Department of Microbiology, University of Iowa, Iowa City, Iowa, USA.
J Virol. 2013 Aug;87(15):8327-41. doi: 10.1128/JVI.01025-13. Epub 2013 May 22.
The cell surface receptor T cell immunoglobulin mucin domain 1 (TIM-1) dramatically enhances filovirus infection of epithelial cells. Here, we showed that key phosphatidylserine (PtdSer) binding residues of the TIM-1 IgV domain are critical for Ebola virus (EBOV) entry through direct interaction with PtdSer on the viral envelope. PtdSer liposomes but not phosphatidylcholine liposomes competed with TIM-1 for EBOV pseudovirion binding and transduction. Further, annexin V (AnxV) substituted for the TIM-1 IgV domain, supporting a PtdSer-dependent mechanism. Our findings suggest that TIM-1-dependent uptake of EBOV occurs by apoptotic mimicry. Additionally, TIM-1 enhanced infection of a wide range of enveloped viruses, including alphaviruses and a baculovirus. As further evidence of the critical role of enveloped-virion-associated PtdSer in TIM-1-mediated uptake, TIM-1 enhanced internalization of pseudovirions and virus-like proteins (VLPs) lacking a glycoprotein, providing evidence that TIM-1 and PtdSer-binding receptors can mediate virus uptake independent of a glycoprotein. These results provide evidence for a broad role of TIM-1 as a PtdSer-binding receptor that mediates enveloped-virus uptake. Utilization of PtdSer-binding receptors may explain the wide tropism of many of these viruses and provide new avenues for controlling their virulence.
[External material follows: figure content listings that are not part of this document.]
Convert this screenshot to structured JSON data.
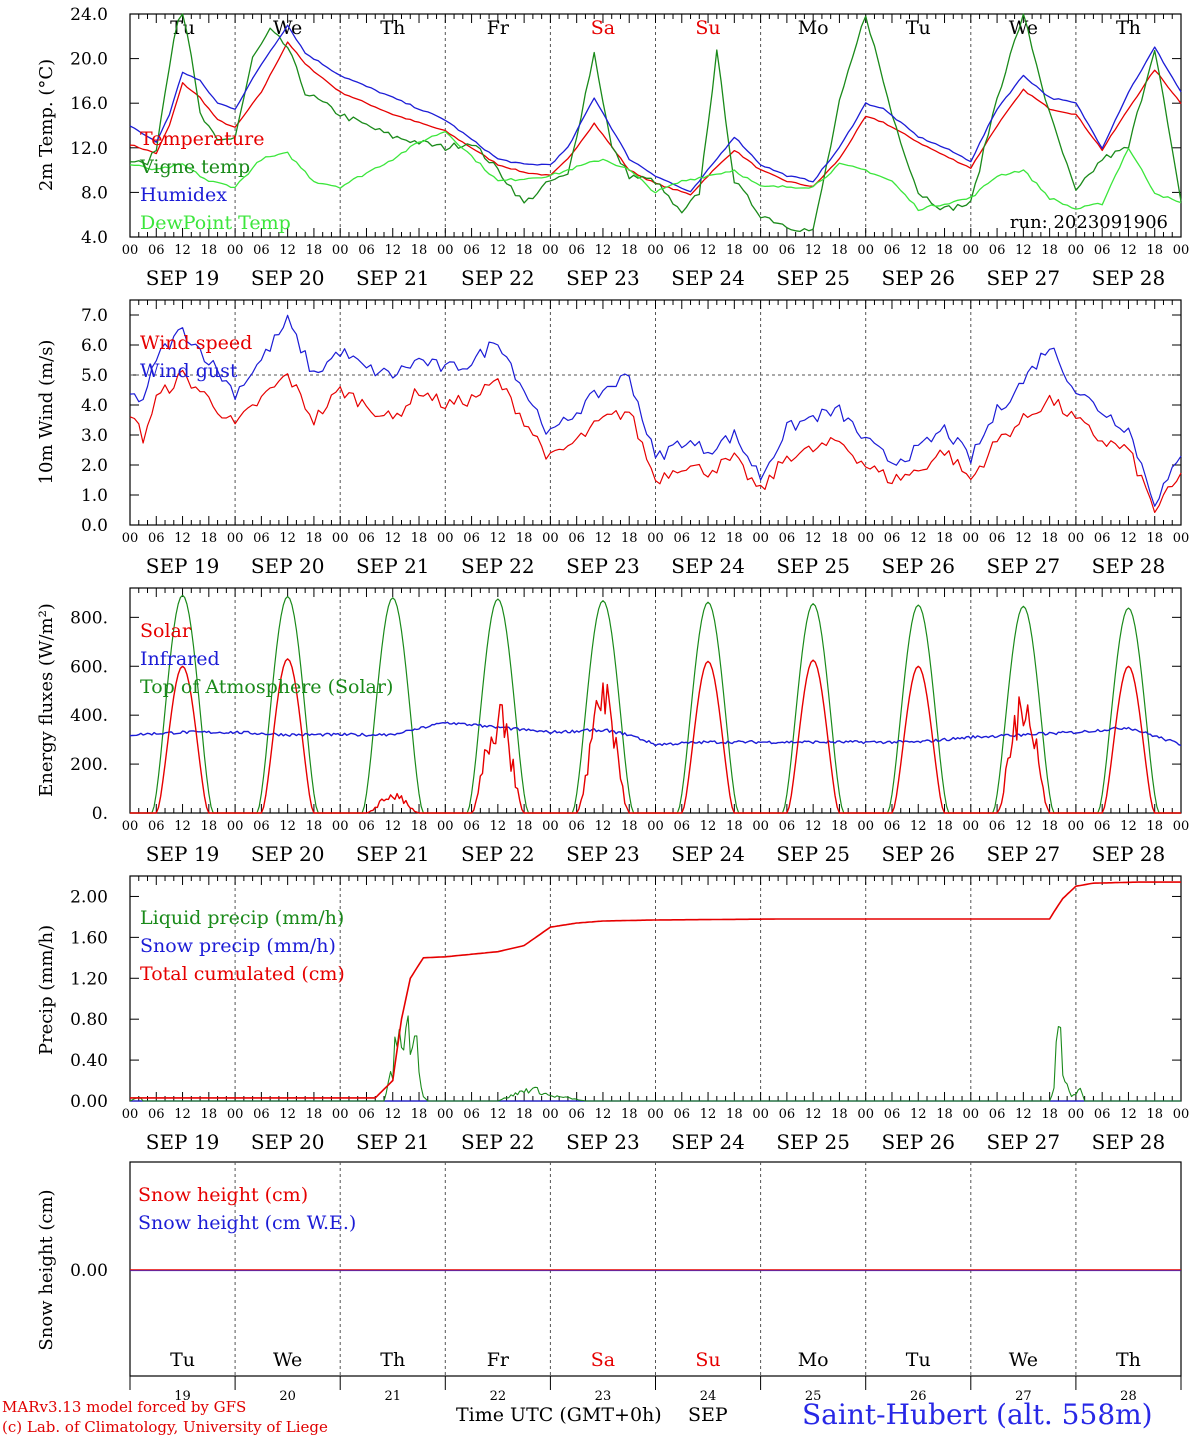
{
  "run_label": "run: 2023091906",
  "days": {
    "weekday_labels": [
      "Tu",
      "We",
      "Th",
      "Fr",
      "Sa",
      "Su",
      "Mo",
      "Tu",
      "We",
      "Th"
    ],
    "weekend_flags": [
      false,
      false,
      false,
      false,
      true,
      true,
      false,
      false,
      false,
      false
    ],
    "date_labels": [
      "SEP 19",
      "SEP 20",
      "SEP 21",
      "SEP 22",
      "SEP 23",
      "SEP 24",
      "SEP 25",
      "SEP 26",
      "SEP 27",
      "SEP 28"
    ],
    "day_numbers": [
      "19",
      "20",
      "21",
      "22",
      "23",
      "24",
      "25",
      "26",
      "27",
      "28"
    ],
    "hour_ticks": [
      "00",
      "06",
      "12",
      "18"
    ],
    "final_tick": "00"
  },
  "footer": {
    "credit_line1": "MARv3.13 model forced by GFS",
    "credit_line2": "(c) Lab. of Climatology, University of Liege",
    "x_title": "Time UTC (GMT+0h)",
    "x_month": "SEP",
    "station": "Saint-Hubert (alt. 558m)"
  },
  "colors": {
    "temperature": "#e60000",
    "vigne": "#1a8a1a",
    "humidex": "#1c1cd6",
    "dewpoint": "#3ce63c",
    "wind_speed": "#e60000",
    "wind_gust": "#1c1cd6",
    "solar": "#e60000",
    "infrared": "#1c1cd6",
    "toa": "#1a8a1a",
    "liquid": "#1a8a1a",
    "snow_precip": "#1c1cd6",
    "cumulated": "#e60000",
    "snow_cm": "#e60000",
    "snow_we": "#1c1cd6",
    "weekend": "#e60000",
    "station": "#2828e6"
  },
  "chart_data": [
    {
      "type": "line",
      "ylabel": "2m Temp. (°C)",
      "ylim": [
        4,
        24
      ],
      "yticks": [
        "4.0",
        "8.0",
        "12.0",
        "16.0",
        "20.0",
        "24.0"
      ],
      "legend": [
        "Temperature",
        "Vigne temp",
        "Humidex",
        "DewPoint Temp"
      ],
      "x_unit": "hours since Sep 19 00 UTC",
      "series": [
        {
          "name": "Temperature",
          "x": [
            0,
            6,
            9,
            12,
            16,
            20,
            24,
            30,
            36,
            40,
            48,
            60,
            72,
            84,
            90,
            96,
            100,
            106,
            114,
            120,
            128,
            132,
            138,
            144,
            150,
            156,
            162,
            168,
            172,
            180,
            186,
            192,
            198,
            204,
            210,
            216,
            222,
            228,
            234,
            240
          ],
          "values": [
            12.3,
            11.5,
            14,
            17.8,
            16.5,
            14.5,
            13.8,
            17,
            21.5,
            19.5,
            17,
            15,
            13.5,
            10.5,
            9.8,
            9.5,
            11,
            14.2,
            10,
            8.8,
            7.8,
            9.5,
            11.8,
            10,
            9,
            8.5,
            11,
            14.8,
            14.3,
            12.5,
            11.3,
            10.2,
            14,
            17.2,
            15.5,
            15,
            11.8,
            15.5,
            19,
            16
          ]
        },
        {
          "name": "Vigne temp",
          "x": [
            0,
            4,
            6,
            10,
            12,
            16,
            20,
            24,
            28,
            32,
            36,
            40,
            48,
            60,
            72,
            78,
            84,
            90,
            96,
            100,
            106,
            110,
            114,
            120,
            126,
            130,
            134,
            138,
            144,
            150,
            156,
            162,
            168,
            174,
            180,
            186,
            192,
            198,
            204,
            210,
            216,
            222,
            228,
            234,
            240
          ],
          "values": [
            11,
            10.5,
            12,
            22,
            25,
            15,
            12.5,
            13,
            20,
            22.5,
            21,
            17,
            15,
            13,
            12,
            12.5,
            10,
            7,
            9,
            9.5,
            20.5,
            12,
            9.5,
            9,
            6,
            8,
            20.5,
            9,
            6,
            5,
            4.5,
            16,
            24,
            15,
            8,
            6.5,
            7,
            16.5,
            24,
            15,
            8,
            11,
            12,
            21,
            7
          ]
        },
        {
          "name": "Humidex",
          "x": [
            0,
            6,
            9,
            12,
            16,
            20,
            24,
            30,
            36,
            40,
            48,
            60,
            72,
            84,
            90,
            96,
            100,
            106,
            114,
            120,
            128,
            132,
            138,
            144,
            150,
            156,
            162,
            168,
            172,
            180,
            186,
            192,
            198,
            204,
            210,
            216,
            222,
            228,
            234,
            240
          ],
          "values": [
            14,
            12.5,
            15,
            18.8,
            18,
            16,
            15.5,
            19.5,
            23,
            20.5,
            18.5,
            16.5,
            14.5,
            11,
            10.5,
            10.5,
            12,
            16.5,
            11,
            9.5,
            8,
            10,
            13,
            10.5,
            9.5,
            9,
            12,
            16,
            15.5,
            13,
            12,
            10.8,
            15.5,
            18.5,
            16.5,
            16,
            12,
            17,
            21,
            17
          ]
        },
        {
          "name": "DewPoint Temp",
          "x": [
            0,
            6,
            12,
            18,
            24,
            30,
            36,
            42,
            48,
            60,
            66,
            72,
            84,
            96,
            108,
            114,
            120,
            126,
            132,
            138,
            144,
            150,
            156,
            162,
            168,
            174,
            180,
            186,
            192,
            198,
            204,
            210,
            216,
            222,
            228,
            234,
            240
          ],
          "values": [
            10.5,
            10,
            10.5,
            9,
            8.5,
            11,
            11.5,
            9,
            8.5,
            11,
            12.5,
            13.5,
            9,
            9.5,
            11,
            10,
            8,
            9,
            9.5,
            10,
            8.5,
            8.5,
            8.5,
            10.5,
            10,
            9,
            6.5,
            7,
            7.5,
            9.5,
            10,
            7.5,
            6.5,
            7,
            12,
            8,
            7
          ]
        }
      ]
    },
    {
      "type": "line",
      "ylabel": "10m Wind (m/s)",
      "ylim": [
        0,
        7.5
      ],
      "yticks": [
        "0.0",
        "1.0",
        "2.0",
        "3.0",
        "4.0",
        "5.0",
        "6.0",
        "7.0"
      ],
      "reference_line": 5.0,
      "legend": [
        "Wind speed",
        "Wind gust"
      ],
      "x_unit": "hours since Sep 19 00 UTC",
      "series": [
        {
          "name": "Wind speed",
          "x": [
            0,
            3,
            6,
            12,
            18,
            24,
            30,
            36,
            42,
            48,
            54,
            60,
            66,
            72,
            78,
            84,
            90,
            96,
            102,
            108,
            114,
            120,
            126,
            132,
            138,
            144,
            150,
            156,
            162,
            168,
            174,
            180,
            186,
            192,
            198,
            204,
            210,
            216,
            222,
            228,
            234,
            240
          ],
          "values": [
            3.8,
            2.9,
            4.2,
            5,
            4.2,
            3.3,
            4.2,
            5,
            3.5,
            4.5,
            4.0,
            3.5,
            4.5,
            4.0,
            4.2,
            4.8,
            3.5,
            2.2,
            2.8,
            3.5,
            3.8,
            1.5,
            2.0,
            1.8,
            2.2,
            1.1,
            2.3,
            2.5,
            2.8,
            2.0,
            1.5,
            1.8,
            2.5,
            1.5,
            2.8,
            3.5,
            4.2,
            3.5,
            2.8,
            2.5,
            0.5,
            1.6
          ]
        },
        {
          "name": "Wind gust",
          "x": [
            0,
            3,
            6,
            12,
            18,
            24,
            30,
            36,
            42,
            48,
            54,
            60,
            66,
            72,
            78,
            84,
            90,
            96,
            102,
            108,
            114,
            120,
            126,
            132,
            138,
            144,
            150,
            156,
            162,
            168,
            174,
            180,
            186,
            192,
            198,
            204,
            210,
            216,
            222,
            228,
            234,
            240
          ],
          "values": [
            4.5,
            4.0,
            5.6,
            6.5,
            5.5,
            4.4,
            5.5,
            6.8,
            5.0,
            5.8,
            5.2,
            5.0,
            5.5,
            5.2,
            5.4,
            6.2,
            4.5,
            3.0,
            3.8,
            4.5,
            5.0,
            2.2,
            2.8,
            2.5,
            3.0,
            1.6,
            3.2,
            3.6,
            3.8,
            2.8,
            2.1,
            2.5,
            3.2,
            2.2,
            3.8,
            4.8,
            6.0,
            4.5,
            3.8,
            3.2,
            0.8,
            2.2
          ]
        }
      ]
    },
    {
      "type": "line",
      "ylabel": "Energy fluxes (W/m²)",
      "ylim": [
        0,
        920
      ],
      "yticks": [
        "0.",
        "200.",
        "400.",
        "600.",
        "800."
      ],
      "legend": [
        "Solar",
        "Infrared",
        "Top of Atmosphere (Solar)"
      ],
      "x_unit": "hours since Sep 19 00 UTC",
      "toa_peak": [
        890,
        885,
        880,
        875,
        868,
        862,
        856,
        850,
        845,
        838
      ],
      "solar_peak": [
        600,
        630,
        90,
        490,
        560,
        620,
        625,
        600,
        560,
        600
      ],
      "infrared": {
        "x": [
          0,
          12,
          24,
          36,
          48,
          60,
          72,
          84,
          96,
          108,
          114,
          120,
          132,
          144,
          156,
          168,
          180,
          192,
          204,
          216,
          228,
          240
        ],
        "values": [
          320,
          330,
          330,
          320,
          320,
          320,
          370,
          350,
          330,
          340,
          320,
          280,
          290,
          290,
          290,
          290,
          290,
          310,
          320,
          330,
          350,
          280
        ]
      }
    },
    {
      "type": "line",
      "ylabel": "Precip (mm/h)",
      "ylim": [
        0,
        2.2
      ],
      "yticks": [
        "0.00",
        "0.40",
        "0.80",
        "1.20",
        "1.60",
        "2.00"
      ],
      "legend": [
        "Liquid precip (mm/h)",
        "Snow precip (mm/h)",
        "Total cumulated (cm)"
      ],
      "x_unit": "hours since Sep 19 00 UTC",
      "series": [
        {
          "name": "Total cumulated (cm)",
          "x": [
            0,
            56,
            60,
            62,
            64,
            67,
            72,
            84,
            90,
            96,
            102,
            108,
            120,
            150,
            180,
            200,
            210,
            211,
            213,
            216,
            220,
            230,
            240
          ],
          "values": [
            0.03,
            0.03,
            0.2,
            0.8,
            1.2,
            1.4,
            1.41,
            1.46,
            1.52,
            1.7,
            1.74,
            1.76,
            1.77,
            1.78,
            1.78,
            1.78,
            1.78,
            1.85,
            1.98,
            2.1,
            2.13,
            2.14,
            2.14
          ]
        },
        {
          "name": "Liquid precip (mm/h)",
          "x": [
            0,
            2,
            3,
            4,
            58,
            60,
            61,
            62,
            63,
            64,
            65,
            66,
            67,
            68,
            84,
            90,
            92,
            96,
            100,
            104,
            210,
            211,
            212,
            213,
            214,
            215,
            216,
            217,
            218,
            220
          ],
          "values": [
            0,
            0.05,
            0,
            0,
            0,
            0.3,
            0.7,
            0.5,
            0.8,
            0.6,
            0.85,
            0.3,
            0.05,
            0,
            0,
            0.1,
            0.12,
            0.05,
            0.03,
            0,
            0,
            0.1,
            1.0,
            0.2,
            0.15,
            0.05,
            0.08,
            0.1,
            0,
            0
          ]
        },
        {
          "name": "Snow precip (mm/h)",
          "x": [
            0,
            240
          ],
          "values": [
            0,
            0
          ]
        }
      ]
    },
    {
      "type": "line",
      "ylabel": "Snow height (cm)",
      "yticks": [
        "0.00"
      ],
      "legend": [
        "Snow height (cm)",
        "Snow height (cm W.E.)"
      ],
      "series": [
        {
          "name": "Snow height (cm)",
          "x": [
            0,
            240
          ],
          "values": [
            0,
            0
          ]
        },
        {
          "name": "Snow height (cm W.E.)",
          "x": [
            0,
            240
          ],
          "values": [
            0,
            0
          ]
        }
      ]
    }
  ]
}
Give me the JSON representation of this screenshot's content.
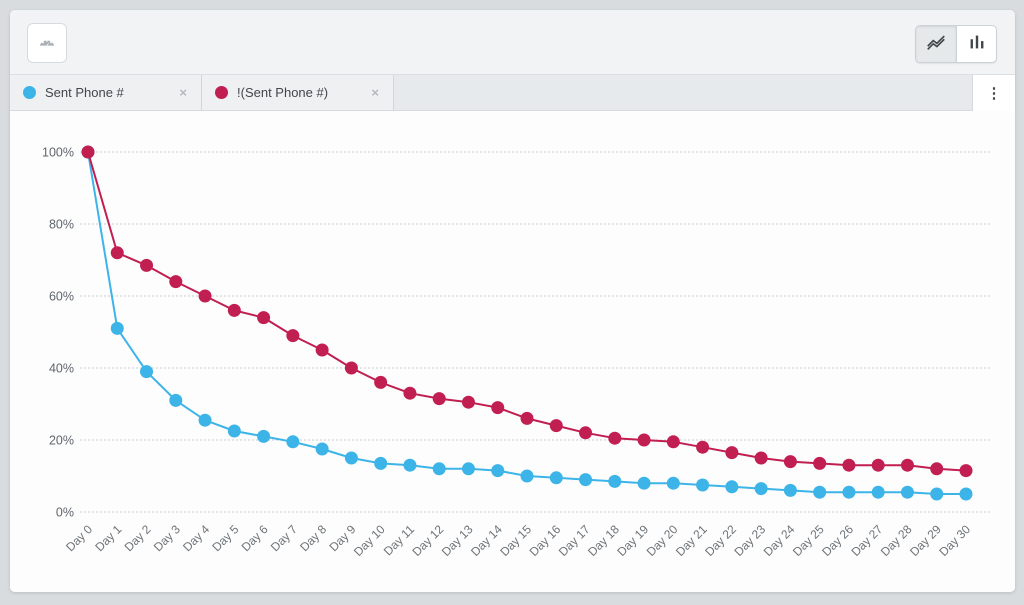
{
  "toolbar": {
    "dashboard_button": {
      "icon": "gauge-icon"
    },
    "chart_type_toggle": {
      "selected": "line",
      "options": [
        "line",
        "bar"
      ]
    }
  },
  "tab_bar": {
    "tabs": [
      {
        "label": "Sent Phone #",
        "color": "#3db4e8",
        "close_glyph": "×"
      },
      {
        "label": "!(Sent Phone #)",
        "color": "#c11f51",
        "close_glyph": "×"
      }
    ],
    "kebab_glyph": "⋮"
  },
  "chart_data": {
    "type": "line",
    "x": [
      "Day 0",
      "Day 1",
      "Day 2",
      "Day 3",
      "Day 4",
      "Day 5",
      "Day 6",
      "Day 7",
      "Day 8",
      "Day 9",
      "Day 10",
      "Day 11",
      "Day 12",
      "Day 13",
      "Day 14",
      "Day 15",
      "Day 16",
      "Day 17",
      "Day 18",
      "Day 19",
      "Day 20",
      "Day 21",
      "Day 22",
      "Day 23",
      "Day 24",
      "Day 25",
      "Day 26",
      "Day 27",
      "Day 28",
      "Day 29",
      "Day 30"
    ],
    "series": [
      {
        "name": "Sent Phone #",
        "color": "#3db4e8",
        "values": [
          100,
          51,
          39,
          31,
          25.5,
          22.5,
          21,
          19.5,
          17.5,
          15,
          13.5,
          13,
          12,
          12,
          11.5,
          10,
          9.5,
          9,
          8.5,
          8,
          8,
          7.5,
          7,
          6.5,
          6,
          5.5,
          5.5,
          5.5,
          5.5,
          5,
          5
        ]
      },
      {
        "name": "!(Sent Phone #)",
        "color": "#c11f51",
        "values": [
          100,
          72,
          68.5,
          64,
          60,
          56,
          54,
          49,
          45,
          40,
          36,
          33,
          31.5,
          30.5,
          29,
          26,
          24,
          22,
          20.5,
          20,
          19.5,
          18,
          16.5,
          15,
          14,
          13.5,
          13,
          13,
          13,
          12,
          11.5
        ]
      }
    ],
    "y_ticks": [
      "0%",
      "20%",
      "40%",
      "60%",
      "80%",
      "100%"
    ],
    "ylim": [
      0,
      100
    ],
    "grid": "horizontal-dotted",
    "legend_position": "tabs"
  },
  "colors": {
    "grid": "#c7ccd0",
    "y_label": "#5f656a",
    "x_label": "#6d7377"
  }
}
细胞表面受体 T 细胞免疫球蛋白粘蛋白结构域 1(TIM-1)显著增强了丝状病毒属对上皮细胞的感染。在这里,我们表明 TIM-1 IgV 结构域的关键磷脂酰丝氨酸(PtdSer)结合残基对于通过与病毒包膜上的 PtdSer 直接相互作用,埃博拉病毒(EBOV)进入细胞是至关重要的。PtdSer 脂质体而非磷脂酰胆碱脂质体可与 TIM-1 竞争 EBOV 假病毒结合和转导。此外,膜联蛋白 V(AnxV)替代了 TIM-1 IgV 结构域,支持 PtdSer 依赖性机制。我们的研究结果表明,TIM-1 依赖性摄取 EBOV 通过凋亡模拟发生。此外,TIM-1 增强了广泛包膜病毒的感染,包括甲病毒和杆状病毒。作为包膜病毒相关 PtdSer 在 TIM-1 介导摄取中的关键作用的进一步证据,TIM-1 增强了假病毒和缺乏糖蛋白的病毒样蛋白(VLPs)的内化,这表明 TIM-1 和 PtdSer 结合受体可以介导病毒摄取,而不依赖于糖蛋白。这些结果为 TIM-1 作为介导包膜病毒摄取的 PtdSer 结合受体的广泛作用提供了证据。利用 PtdSer 结合受体可能解释了这些病毒的广泛嗜性,并为控制其毒力提供了新的途径。